Mais une dizaine d'hommes et une femme sont toujours dans le centre. Une des options serait de les expulser mais il n'y a quasiment plus de liaisons aériennes en raison du confinement et certains pays ont fermé leurs portes à la France. Les autorités n'ont donc pas d'autre choix que de les autoriser à rester ici. Mais à l'extérieur ou dans le CRA d'Oissel ?

Dehors, selon nos informations, certains d'entre eux pouvaient troubler l'ordre public. A l'intérieur, le risque, c'était leur santé. Mais maintenant qu'ils sont moins nombreux, les mesures barrière sont respectées selon la préfecture. C'est donc la deuxième option qui a été choisie : les garder dans le CRA. Les retenus sont au maximum deux par chambre contre six habituellement, du gel hydroalcoolique est distribué et la distance recommandée entre chacun est respectée, assure la préfecture. Pour le moment, elle n'a pas recensé de malade du coronavirus dans le centre.

On met en danger les retenus mais aussi les policiers qui les gardent et qui n'ont pas l'équipement adéquat.

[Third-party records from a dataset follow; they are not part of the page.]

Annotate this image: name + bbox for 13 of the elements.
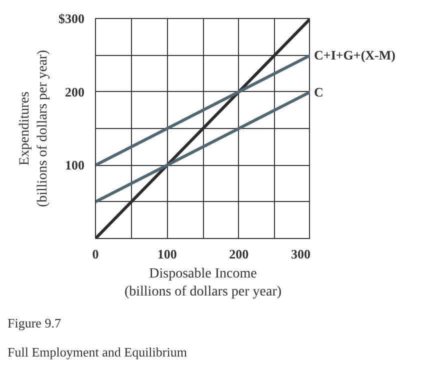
y-tick-label: $300	[58, 11, 84, 26]
text: Full Employment and Equilibrium	[8, 344, 187, 360]
caption: Figure 9.7	[8, 316, 62, 330]
x-axis-title: Disposable Income (billions of dollars per year)	[124, 266, 282, 300]
series-label: C+I+G+(X-M)	[314, 48, 396, 63]
series-label: C	[314, 84, 324, 100]
x-tick-label: 0	[92, 246, 99, 262]
x-tick-label: 200	[229, 246, 249, 262]
y-tick-label: 100	[65, 158, 84, 173]
x-tick-label: 100	[157, 246, 177, 262]
y-tick-label: 200	[65, 84, 84, 100]
x-tick-label: 300	[291, 246, 310, 262]
y-axis-title: Expenditures (billions of dollars per year)	[18, 50, 50, 208]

Mais les associations qui ont créé le Réseau de visiteurs et de l'observatoire citoyen du centre de rétention ne font pas le même constat. Ces mesures ne suffisent pas selon l'avocate spécialisée en droit des migrants, Cécile Madeline. "On a fermé les écoles depuis 10 jours mais on continue d'enfermer des étrangers, dont le seul tord est de ne pas être dans leur pays. Le but est de les expulser mais on sait très bien qu'il n'y a quasiment plus de liaisons aériennes ! Ça semble donc être un impératif absolument pas justifié et qui est très dangereux pour la sécurité de tous car on met en danger les retenus mais aussi les policiers qui les gardent et qui n'ont pas l'équipement adéquat, pas assez de masque ni de gants."

Même à 11 ou 15, la sécurité n'est pas assurée répète-t-elle. "Il faut rester humain, souligne Chantal Touret, membre de l'Observatoire et des Etats généraux des migrations, qui rassemblent plusieurs associations. Ce centre n'a pas lieu d'être."

Examen au Conseil d'Etat

Cécile Madeline et les Etats généraux des migrations réclament donc la fermeture totale du CRA d'Oissel. Le Conseil d'Etat doit examiner ce jeudi un référé déposé par plusieurs associations pour demander la fermeture de tous les centres de rétention du pays.